More than two of every five students who enroll in college fail to graduate within 6 years (National Center for Education Statistics 2016). College students who perform poorly often exhibit ineffective study habits, such as cramming for exams (Beattie, Laliberté, and Oreopoulos 2016). Students who are likely to procrastinate, as measured by delays in registering for courses, perform worse than those less likely to procrastinate (Banerjee and Duflo 2014; De Paola and Scoppa 2015; Pugatch and Wilson 2018). Students whose randomly selected roommate brought video games to campus studied less and earned worse grades (Stinebrickner and Stinebrickner 2008). These patterns suggest that time-inconsistent preferences help to explain poor academic outcomes among college students.
Outside of education, researchers have countered the presence of time-inconsistent preferences by offering commitment contracts to encourage savings (Thaler and Benartzi 2004; Ashraf, Karlan, and Yin 2006) or promote healthy behaviors (Rogers, Milkman, and Volpp 2014). Yet despite the likely contribution of time-inconsistent preferences to poor education outcomes, research on commitment devices in schools is scant. Ariely and Wertenbroch (2002), Himmler, Jaeckle, and Weinschenk (2017) and Patterson (2018) have demonstrated that commitment devices can improve performance of university students. Yet each of these studies offered a single type of contract to all treated students, thereby identifying only one point on the demand curve. The nature of student demand for commitment contracts remains largely unknown.

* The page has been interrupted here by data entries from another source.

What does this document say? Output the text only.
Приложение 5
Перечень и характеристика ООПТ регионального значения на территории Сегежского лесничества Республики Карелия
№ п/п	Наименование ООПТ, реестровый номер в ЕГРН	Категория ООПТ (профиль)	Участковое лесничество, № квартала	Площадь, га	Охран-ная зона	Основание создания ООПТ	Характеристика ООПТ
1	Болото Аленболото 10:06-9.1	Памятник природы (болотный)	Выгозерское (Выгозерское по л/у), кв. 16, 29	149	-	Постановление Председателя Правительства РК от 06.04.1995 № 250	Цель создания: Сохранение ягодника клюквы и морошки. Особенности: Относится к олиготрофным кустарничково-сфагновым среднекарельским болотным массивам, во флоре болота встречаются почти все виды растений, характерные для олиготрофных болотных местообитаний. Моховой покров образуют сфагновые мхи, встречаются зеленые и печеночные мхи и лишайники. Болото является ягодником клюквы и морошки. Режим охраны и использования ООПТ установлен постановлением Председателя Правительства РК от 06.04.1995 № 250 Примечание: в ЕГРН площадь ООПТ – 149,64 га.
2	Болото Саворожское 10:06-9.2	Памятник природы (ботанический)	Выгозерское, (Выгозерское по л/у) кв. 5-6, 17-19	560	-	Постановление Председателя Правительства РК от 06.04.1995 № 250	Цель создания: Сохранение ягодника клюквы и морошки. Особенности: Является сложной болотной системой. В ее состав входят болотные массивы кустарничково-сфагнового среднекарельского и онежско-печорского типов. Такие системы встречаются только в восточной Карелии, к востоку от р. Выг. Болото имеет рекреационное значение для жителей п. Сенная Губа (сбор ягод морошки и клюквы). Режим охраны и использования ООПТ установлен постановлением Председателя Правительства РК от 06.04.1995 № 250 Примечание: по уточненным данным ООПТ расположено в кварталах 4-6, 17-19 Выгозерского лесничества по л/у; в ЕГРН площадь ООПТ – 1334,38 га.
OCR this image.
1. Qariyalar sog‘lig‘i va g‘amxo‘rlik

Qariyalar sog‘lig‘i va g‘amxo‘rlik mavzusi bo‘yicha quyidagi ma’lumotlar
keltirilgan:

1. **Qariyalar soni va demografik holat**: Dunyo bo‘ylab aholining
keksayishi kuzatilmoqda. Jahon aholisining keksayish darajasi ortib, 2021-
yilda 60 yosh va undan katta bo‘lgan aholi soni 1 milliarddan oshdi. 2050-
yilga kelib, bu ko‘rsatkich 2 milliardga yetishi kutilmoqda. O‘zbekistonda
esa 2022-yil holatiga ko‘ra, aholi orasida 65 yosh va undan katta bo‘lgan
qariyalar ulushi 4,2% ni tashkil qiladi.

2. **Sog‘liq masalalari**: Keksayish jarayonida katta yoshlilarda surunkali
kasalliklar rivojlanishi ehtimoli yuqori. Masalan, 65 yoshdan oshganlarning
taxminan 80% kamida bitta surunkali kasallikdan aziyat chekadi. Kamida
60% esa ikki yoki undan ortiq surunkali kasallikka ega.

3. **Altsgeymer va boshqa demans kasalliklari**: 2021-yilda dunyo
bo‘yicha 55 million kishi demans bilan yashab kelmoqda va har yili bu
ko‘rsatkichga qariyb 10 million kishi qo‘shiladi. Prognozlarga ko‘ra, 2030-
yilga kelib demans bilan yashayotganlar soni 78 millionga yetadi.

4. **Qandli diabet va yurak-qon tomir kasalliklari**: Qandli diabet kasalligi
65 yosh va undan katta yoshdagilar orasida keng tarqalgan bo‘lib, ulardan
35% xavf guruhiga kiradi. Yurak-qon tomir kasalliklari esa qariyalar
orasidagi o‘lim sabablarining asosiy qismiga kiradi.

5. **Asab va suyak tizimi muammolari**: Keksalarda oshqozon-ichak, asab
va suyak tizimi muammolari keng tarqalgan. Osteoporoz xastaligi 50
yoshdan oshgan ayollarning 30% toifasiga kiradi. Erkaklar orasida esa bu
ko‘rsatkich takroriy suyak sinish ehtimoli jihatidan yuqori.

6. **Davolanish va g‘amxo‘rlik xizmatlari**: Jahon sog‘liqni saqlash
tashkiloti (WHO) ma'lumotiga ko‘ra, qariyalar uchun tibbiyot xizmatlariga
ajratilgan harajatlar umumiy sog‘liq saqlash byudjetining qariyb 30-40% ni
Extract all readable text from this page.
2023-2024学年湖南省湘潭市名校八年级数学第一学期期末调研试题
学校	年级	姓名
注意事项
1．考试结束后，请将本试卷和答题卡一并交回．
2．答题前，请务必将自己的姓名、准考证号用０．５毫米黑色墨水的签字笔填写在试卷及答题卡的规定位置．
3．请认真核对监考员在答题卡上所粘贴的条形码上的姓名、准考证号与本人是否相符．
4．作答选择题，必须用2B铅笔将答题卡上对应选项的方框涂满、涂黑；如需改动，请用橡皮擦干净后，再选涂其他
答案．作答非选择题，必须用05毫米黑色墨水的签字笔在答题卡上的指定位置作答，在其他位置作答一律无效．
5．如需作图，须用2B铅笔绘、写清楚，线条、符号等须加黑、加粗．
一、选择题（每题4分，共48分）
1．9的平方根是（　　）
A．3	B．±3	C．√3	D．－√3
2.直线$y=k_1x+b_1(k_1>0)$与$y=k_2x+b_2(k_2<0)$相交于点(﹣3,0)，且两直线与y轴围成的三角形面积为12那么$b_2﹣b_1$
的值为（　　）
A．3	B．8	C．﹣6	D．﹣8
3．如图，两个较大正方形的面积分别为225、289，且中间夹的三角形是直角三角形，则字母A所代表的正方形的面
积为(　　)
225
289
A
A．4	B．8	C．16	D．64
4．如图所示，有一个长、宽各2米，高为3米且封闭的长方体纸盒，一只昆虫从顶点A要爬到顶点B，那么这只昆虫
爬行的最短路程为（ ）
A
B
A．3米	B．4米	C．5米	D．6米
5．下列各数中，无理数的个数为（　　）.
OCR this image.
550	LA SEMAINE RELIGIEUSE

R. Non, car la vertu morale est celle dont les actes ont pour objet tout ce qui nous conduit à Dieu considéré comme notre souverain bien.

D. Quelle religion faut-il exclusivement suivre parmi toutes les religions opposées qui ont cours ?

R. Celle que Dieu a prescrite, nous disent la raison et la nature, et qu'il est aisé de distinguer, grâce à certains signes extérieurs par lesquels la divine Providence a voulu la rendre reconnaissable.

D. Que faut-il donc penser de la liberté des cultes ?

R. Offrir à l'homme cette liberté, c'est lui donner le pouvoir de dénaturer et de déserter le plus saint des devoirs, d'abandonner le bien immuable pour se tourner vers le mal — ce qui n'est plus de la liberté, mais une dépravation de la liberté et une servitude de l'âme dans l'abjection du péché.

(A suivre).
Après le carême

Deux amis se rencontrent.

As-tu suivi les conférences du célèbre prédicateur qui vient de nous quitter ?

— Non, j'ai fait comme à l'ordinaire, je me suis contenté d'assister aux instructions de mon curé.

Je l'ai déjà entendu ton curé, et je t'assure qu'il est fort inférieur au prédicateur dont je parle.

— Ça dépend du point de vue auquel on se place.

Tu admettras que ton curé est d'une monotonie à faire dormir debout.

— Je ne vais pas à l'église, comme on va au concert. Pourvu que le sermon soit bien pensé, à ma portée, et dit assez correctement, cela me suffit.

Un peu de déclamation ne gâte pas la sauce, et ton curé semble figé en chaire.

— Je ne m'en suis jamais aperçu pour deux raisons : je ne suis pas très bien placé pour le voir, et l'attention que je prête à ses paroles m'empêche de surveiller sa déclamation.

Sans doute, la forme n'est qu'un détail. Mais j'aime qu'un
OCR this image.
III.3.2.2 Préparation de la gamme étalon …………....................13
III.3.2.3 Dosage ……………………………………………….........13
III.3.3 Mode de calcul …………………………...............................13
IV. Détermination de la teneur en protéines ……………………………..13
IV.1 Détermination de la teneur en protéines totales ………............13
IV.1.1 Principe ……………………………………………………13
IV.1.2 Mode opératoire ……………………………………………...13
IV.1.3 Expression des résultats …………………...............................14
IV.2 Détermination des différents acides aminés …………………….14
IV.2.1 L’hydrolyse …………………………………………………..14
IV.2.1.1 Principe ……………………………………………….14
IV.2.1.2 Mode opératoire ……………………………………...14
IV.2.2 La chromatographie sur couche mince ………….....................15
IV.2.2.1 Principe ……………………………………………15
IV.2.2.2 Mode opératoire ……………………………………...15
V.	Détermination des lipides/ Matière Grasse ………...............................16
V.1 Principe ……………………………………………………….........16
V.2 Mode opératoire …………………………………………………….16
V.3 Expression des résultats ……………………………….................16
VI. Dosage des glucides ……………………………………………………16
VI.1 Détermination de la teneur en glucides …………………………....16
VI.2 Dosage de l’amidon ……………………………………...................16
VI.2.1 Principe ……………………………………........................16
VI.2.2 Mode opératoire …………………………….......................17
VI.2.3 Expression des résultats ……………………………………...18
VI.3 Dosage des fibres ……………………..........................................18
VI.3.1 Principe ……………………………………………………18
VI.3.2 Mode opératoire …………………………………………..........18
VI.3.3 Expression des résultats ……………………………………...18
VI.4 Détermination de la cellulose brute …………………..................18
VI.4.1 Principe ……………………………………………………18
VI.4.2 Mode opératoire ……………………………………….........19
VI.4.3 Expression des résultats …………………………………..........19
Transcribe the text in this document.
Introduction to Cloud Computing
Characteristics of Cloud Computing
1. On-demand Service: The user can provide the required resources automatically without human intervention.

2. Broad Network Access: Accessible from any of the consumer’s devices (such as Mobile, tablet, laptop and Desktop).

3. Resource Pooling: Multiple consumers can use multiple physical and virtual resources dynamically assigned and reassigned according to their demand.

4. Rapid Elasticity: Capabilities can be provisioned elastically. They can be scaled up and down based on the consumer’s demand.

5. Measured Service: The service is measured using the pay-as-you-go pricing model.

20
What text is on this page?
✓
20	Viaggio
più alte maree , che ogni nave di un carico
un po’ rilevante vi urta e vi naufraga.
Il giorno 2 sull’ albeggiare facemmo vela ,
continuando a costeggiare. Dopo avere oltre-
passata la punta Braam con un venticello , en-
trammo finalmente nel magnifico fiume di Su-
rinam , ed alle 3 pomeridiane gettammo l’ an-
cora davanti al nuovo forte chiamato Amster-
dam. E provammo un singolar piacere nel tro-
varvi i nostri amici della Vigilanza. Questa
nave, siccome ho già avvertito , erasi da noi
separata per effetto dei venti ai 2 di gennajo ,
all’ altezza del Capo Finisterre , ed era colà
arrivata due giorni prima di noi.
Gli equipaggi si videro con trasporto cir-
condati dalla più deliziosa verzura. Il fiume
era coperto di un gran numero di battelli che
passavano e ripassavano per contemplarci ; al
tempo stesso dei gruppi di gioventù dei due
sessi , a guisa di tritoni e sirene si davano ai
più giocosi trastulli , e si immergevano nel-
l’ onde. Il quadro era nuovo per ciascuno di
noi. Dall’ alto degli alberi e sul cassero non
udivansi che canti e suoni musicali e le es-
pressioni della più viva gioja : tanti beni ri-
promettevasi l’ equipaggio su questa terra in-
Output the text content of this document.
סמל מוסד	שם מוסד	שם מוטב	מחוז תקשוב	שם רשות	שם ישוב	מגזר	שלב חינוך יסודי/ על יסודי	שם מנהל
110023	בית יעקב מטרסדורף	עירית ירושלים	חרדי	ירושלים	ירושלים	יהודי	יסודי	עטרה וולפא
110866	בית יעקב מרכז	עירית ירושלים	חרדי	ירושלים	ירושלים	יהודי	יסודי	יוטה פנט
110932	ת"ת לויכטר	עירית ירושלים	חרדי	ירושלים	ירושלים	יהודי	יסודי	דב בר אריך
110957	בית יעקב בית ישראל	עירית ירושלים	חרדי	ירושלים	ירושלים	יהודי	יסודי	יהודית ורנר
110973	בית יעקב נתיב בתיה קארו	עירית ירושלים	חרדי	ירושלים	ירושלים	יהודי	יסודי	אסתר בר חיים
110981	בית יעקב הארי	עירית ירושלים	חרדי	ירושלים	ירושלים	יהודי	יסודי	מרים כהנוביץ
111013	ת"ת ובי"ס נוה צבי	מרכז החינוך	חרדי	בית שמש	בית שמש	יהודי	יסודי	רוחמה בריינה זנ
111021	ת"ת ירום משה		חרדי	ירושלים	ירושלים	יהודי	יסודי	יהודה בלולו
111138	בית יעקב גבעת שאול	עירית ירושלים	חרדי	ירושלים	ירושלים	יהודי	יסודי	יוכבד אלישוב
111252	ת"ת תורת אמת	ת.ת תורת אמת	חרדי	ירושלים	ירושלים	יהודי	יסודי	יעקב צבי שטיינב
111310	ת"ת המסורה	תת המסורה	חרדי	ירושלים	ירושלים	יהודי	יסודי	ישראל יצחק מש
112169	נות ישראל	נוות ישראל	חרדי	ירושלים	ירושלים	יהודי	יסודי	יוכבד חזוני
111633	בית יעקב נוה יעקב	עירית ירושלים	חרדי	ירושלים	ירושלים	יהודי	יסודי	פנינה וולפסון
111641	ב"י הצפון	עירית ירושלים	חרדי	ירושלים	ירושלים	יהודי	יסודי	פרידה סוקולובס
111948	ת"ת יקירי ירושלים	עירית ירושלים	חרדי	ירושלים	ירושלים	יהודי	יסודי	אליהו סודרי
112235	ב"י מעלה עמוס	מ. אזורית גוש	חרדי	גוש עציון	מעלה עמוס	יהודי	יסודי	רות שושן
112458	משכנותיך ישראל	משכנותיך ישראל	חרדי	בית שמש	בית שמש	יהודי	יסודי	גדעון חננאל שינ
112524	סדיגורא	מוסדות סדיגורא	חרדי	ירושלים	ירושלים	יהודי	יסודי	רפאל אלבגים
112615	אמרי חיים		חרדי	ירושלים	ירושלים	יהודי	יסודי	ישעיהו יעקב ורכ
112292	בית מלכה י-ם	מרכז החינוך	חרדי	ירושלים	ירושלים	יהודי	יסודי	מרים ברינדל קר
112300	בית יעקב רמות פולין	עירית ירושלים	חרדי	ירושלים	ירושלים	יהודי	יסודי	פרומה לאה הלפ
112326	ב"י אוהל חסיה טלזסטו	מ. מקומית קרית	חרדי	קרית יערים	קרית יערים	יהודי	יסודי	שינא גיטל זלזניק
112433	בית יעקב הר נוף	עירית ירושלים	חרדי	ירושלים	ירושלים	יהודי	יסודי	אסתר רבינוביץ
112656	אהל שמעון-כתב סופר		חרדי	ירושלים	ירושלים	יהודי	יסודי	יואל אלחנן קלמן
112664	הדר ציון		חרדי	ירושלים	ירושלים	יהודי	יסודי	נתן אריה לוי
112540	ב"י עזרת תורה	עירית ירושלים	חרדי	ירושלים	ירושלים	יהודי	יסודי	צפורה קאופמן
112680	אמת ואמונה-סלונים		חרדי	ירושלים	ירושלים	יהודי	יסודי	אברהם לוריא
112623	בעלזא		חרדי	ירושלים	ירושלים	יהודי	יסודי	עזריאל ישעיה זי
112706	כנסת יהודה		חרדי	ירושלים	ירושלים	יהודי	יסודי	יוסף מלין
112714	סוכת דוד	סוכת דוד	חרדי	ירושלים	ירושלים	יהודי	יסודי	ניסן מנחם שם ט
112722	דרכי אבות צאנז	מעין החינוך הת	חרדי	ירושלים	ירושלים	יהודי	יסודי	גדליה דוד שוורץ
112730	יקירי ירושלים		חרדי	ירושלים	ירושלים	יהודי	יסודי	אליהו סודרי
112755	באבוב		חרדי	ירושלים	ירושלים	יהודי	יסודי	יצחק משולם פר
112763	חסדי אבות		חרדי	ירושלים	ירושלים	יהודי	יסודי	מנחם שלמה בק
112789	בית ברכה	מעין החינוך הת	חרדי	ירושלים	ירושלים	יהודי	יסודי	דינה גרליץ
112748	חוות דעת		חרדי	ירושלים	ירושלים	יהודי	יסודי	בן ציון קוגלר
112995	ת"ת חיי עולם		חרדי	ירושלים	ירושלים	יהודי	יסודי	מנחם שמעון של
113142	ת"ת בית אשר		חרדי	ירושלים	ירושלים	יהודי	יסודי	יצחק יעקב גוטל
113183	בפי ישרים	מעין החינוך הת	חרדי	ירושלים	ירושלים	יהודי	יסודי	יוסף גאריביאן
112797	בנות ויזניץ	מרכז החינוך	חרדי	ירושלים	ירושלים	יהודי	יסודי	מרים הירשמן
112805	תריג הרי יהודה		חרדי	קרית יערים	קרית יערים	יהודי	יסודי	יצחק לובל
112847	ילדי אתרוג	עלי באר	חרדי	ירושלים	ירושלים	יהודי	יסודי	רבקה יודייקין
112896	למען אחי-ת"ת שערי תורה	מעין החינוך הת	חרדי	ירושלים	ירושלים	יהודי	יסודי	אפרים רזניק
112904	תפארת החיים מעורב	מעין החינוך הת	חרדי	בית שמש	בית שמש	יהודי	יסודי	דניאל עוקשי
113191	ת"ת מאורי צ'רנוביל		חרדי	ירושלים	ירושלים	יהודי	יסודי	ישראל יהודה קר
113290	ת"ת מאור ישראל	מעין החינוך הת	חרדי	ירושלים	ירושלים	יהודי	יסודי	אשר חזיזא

In this project, we introduce “Study More Tomorrow,” a commitment device for college students. The program allows college students to pre-commit to change study habits if their midterm exam grade falls below a pre-specified threshold. We use randomized assignment to offer the service to students enrolled in introductory Economics courses at Oregon State University. Students offered the contract agree to lose entries in a lottery if they fail to attend course-specific tutoring within two weeks after midterm grades are released. The amount at stake is either half or all of their chances of winning the lottery, with the amount randomly assigned. We remind students whose midterm exam score falls below the threshold of their commitment and of the consequences if not honored.
The name and structure of the program deliberately echo the seminal “Save More Tomorrow” program studied in Thaler and Benartzi (2004). Like that program, “Study More Tomorrow” attempts to leverage several of the likely behavioral biases in our study population. First, college students tend to procrastinate, as noted above. Second, college students are often overconfident in their expectations of course performance. In pilot data for this project, two of three introductory microeconomics students at Oregon State University expected to receive an A in the course, though only 18% earned at least an A-. These findings echo others in the literature (Grimes 2002; Nowell and Alston 2007). Procrastinating or overconfident students may benefit most from commitment. Third, college students are loss averse; the original demonstration of the endowment effect involved college students trading (or failing to trade) coffee mugs (Kahneman, Knetsch, and Thaler 1990). Varying the amount at stake for failing to honor the “Study More Tomorrow” contract attempts to channel this loss aversion.
We will measure the effect of the randomly assigned offer of a commitment device on the following outcomes:
1. Take-up: the share of students opting into commitment devices measures demand. Random variation in the foregone probability of winning the lottery allows us to characterize demand as a function of the cost in expected earnings. Contract demand reflects a lower bound on the proportion of students who expect to exhibit time-inconsistent study behavior. “Sophisticated procrastinators” – individuals who know that they are likely to procrastinate in the future – should consider the benefits of the commitment device relative to the costs and some may choose to “purchase” a commitment device. In contrast, “naïve procrastinators” should never purchase this device because they do not know that they are likely to procrastinate in the future.
2. Use of academic support services (peer tutoring)
3. Course grades
A baseline survey will measure the initial time consistency of student study habits, using methods adapted from survey measures of discount rates. The baseline will also measure a student’s expected course grade. We expect that students reporting greater time inconsistency and higher expected grades at baseline will have higher demand for commitment.
The enrollment of our study population in large introductory courses serves two purposes. First, poor performance in introductory courses is associated with failure to graduate (Kovacs 2016). The particular courses under study also appear on the university’s shortlist of problematic courses due to their high DFW (grade of D, F, or Withdraw) rates and predictive power for dropout. Second, large courses provide large samples to maximize statistical power.
This project builds on previous studies of pre-commitment devices among university students in two ways. First, we experimentally vary the consequences for failing to honor the contract. This allows us to elicit a measure of willingness to pay for the commitment device that is new to the literature. In contrast, the commitment contract in Ariely and Wertenbroch (2002) carries a standard penalty, while the contracts in Himmler, Jaeckle, and Weinschenk (2017) and Patterson (2018) do not penalize students. Second, we experimentally manipulate demand for commitment contracts by providing information about the course grade distribution.